Reputation: 13
I have a dataset consisting of a single variable which happens to be left censored (censoring point is 0). I believe that the latent variable (i.e. the variable before censoring takes place) more or less follows a normal distribution. How can I - using R - find the parameters of this distribution?
Given the wealth of R-packages I'm surprised I have not been able to find any that easily solves the problem at hand. Judging by the name the fitdistcens-function from the fitdistrplus-package might be useful in this context. But if I read the documentation correctly - which I doubt - the function requires two columns, one of which should contain the uncensored data:
censdata A dataframe of two columns respectively named left and right, describing each observed value as an interval. The left column contains either NA for left censored observations, the left bound of the interval for interval censored observations, or the observed value for non-censored observations. The right column contains either NA for right censored observations, the right bound of the interval for interval censored observations, or the observed value for non-censored observations.
Does this mean that the function can't be used for my purpose?

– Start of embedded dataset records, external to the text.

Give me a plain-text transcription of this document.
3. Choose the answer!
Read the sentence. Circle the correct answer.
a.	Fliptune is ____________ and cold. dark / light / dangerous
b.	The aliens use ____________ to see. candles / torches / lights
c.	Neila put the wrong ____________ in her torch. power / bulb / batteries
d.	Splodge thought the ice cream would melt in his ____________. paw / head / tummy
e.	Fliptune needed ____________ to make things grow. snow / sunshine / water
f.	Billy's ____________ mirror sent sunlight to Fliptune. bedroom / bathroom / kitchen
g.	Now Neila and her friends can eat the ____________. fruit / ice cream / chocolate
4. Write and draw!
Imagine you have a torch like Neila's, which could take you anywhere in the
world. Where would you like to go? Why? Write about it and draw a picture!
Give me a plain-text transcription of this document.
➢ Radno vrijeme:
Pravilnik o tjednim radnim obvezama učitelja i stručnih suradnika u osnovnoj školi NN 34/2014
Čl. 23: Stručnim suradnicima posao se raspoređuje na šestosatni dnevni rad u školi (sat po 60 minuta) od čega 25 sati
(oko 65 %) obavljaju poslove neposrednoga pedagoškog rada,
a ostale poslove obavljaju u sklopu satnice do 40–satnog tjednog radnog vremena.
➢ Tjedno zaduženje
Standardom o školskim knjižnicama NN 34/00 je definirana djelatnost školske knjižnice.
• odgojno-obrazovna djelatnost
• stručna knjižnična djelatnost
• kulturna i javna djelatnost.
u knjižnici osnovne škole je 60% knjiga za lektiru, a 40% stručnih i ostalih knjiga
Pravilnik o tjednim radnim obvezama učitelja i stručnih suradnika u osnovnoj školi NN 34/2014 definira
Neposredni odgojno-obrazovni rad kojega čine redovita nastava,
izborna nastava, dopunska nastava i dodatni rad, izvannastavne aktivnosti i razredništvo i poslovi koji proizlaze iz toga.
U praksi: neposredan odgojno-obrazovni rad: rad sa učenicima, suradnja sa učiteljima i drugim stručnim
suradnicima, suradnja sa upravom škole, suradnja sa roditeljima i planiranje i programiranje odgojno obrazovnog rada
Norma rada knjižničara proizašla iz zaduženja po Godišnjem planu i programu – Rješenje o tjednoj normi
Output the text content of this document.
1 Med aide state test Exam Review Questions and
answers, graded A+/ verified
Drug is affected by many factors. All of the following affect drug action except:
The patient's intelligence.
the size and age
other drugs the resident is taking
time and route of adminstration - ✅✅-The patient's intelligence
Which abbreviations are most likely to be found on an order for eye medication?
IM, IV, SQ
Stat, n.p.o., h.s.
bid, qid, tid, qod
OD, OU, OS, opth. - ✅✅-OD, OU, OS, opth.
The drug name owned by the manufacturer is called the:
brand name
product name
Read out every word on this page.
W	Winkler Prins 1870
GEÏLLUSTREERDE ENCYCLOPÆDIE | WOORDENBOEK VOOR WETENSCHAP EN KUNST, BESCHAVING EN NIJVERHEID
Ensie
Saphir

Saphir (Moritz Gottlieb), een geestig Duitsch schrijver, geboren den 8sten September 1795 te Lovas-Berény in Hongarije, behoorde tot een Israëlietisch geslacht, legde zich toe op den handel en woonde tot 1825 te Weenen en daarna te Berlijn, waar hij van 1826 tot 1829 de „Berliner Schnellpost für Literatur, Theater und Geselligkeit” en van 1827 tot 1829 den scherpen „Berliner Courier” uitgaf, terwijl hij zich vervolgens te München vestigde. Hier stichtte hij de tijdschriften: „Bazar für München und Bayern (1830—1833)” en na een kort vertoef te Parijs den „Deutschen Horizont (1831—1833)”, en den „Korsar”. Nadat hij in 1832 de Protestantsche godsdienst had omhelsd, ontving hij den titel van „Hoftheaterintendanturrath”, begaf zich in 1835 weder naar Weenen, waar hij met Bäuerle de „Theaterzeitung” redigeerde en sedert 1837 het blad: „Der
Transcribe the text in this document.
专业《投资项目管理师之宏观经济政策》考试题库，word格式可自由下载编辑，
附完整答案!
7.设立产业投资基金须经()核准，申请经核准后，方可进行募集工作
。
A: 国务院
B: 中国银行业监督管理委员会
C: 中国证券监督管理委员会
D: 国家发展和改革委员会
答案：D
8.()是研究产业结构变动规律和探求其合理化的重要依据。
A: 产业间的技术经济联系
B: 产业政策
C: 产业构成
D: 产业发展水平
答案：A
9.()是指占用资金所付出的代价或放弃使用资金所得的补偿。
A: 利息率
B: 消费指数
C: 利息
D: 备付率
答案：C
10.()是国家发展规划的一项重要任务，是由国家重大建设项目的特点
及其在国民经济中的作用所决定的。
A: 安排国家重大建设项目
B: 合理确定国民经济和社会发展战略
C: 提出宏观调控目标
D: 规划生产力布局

If so what are the alternatives?
Help (possibly involving an example) is much appreciated.
Upvotes: 1
Views: 2212
Reputation: 739
I ran into the same thing and I believe you just have to specify the minimum value on the right side and NA on the left side when an observation has been censored.
For example, here's a simulation showing that much:
library(fitdistrplus)
# These are the actual parameters of the right-censored, normal distribution to be fit
mu <- 10; sd <- 10;
# Number of samples to use
n <- 100000;
# Minimum value to censor at
x.min <- 0
# Create the sample to fit
x <- rnorm(n, mu, sd)
d <- data.frame(
left= ifelse(x <= x.min, NA, x), # Assign left side as NA when censored
right=ifelse(x <= x.min, x.min, x) # Assign right side as x.min when censored
)
fitdistcens(d, 'norm')
# Fitting of the distribution ' norm ' on censored data by maximum likelihood
# Parameters:
# estimate
# mean 10.01450
# sd 10.00456
Upvotes: 0
Reputation: 13
I wrote up chunk of R-code that seems to do the job:
#Set censoring point
a<-0
#Generate random censored data
x<-rnorm(1000,-1,2)
x[x<a]<-a
length(which(x>a))
#Log-likelihood function
ll<-function(u=0,s=1){
-sum(pnorm(a,mean=u,sd=s,log=TRUE)*(x==a)+dnorm(x,mean=u,sd=s,log=TRUE)*(x>a))
}
#Run MLE - change initiation values (u and s)
require("stats4")
est<-mle(ll,start=list(u=0,s=1),,method="L-BFGS-B",lower = c(-Inf, 0))
#Show fit
plot.ecdf(x)
xplot<-seq(from=a,to=max(x),length=100)
lines(xplot,pnorm(xplot,mean=est@coef[1],sd=est@coef[2]),col="green")
Upvotes: 0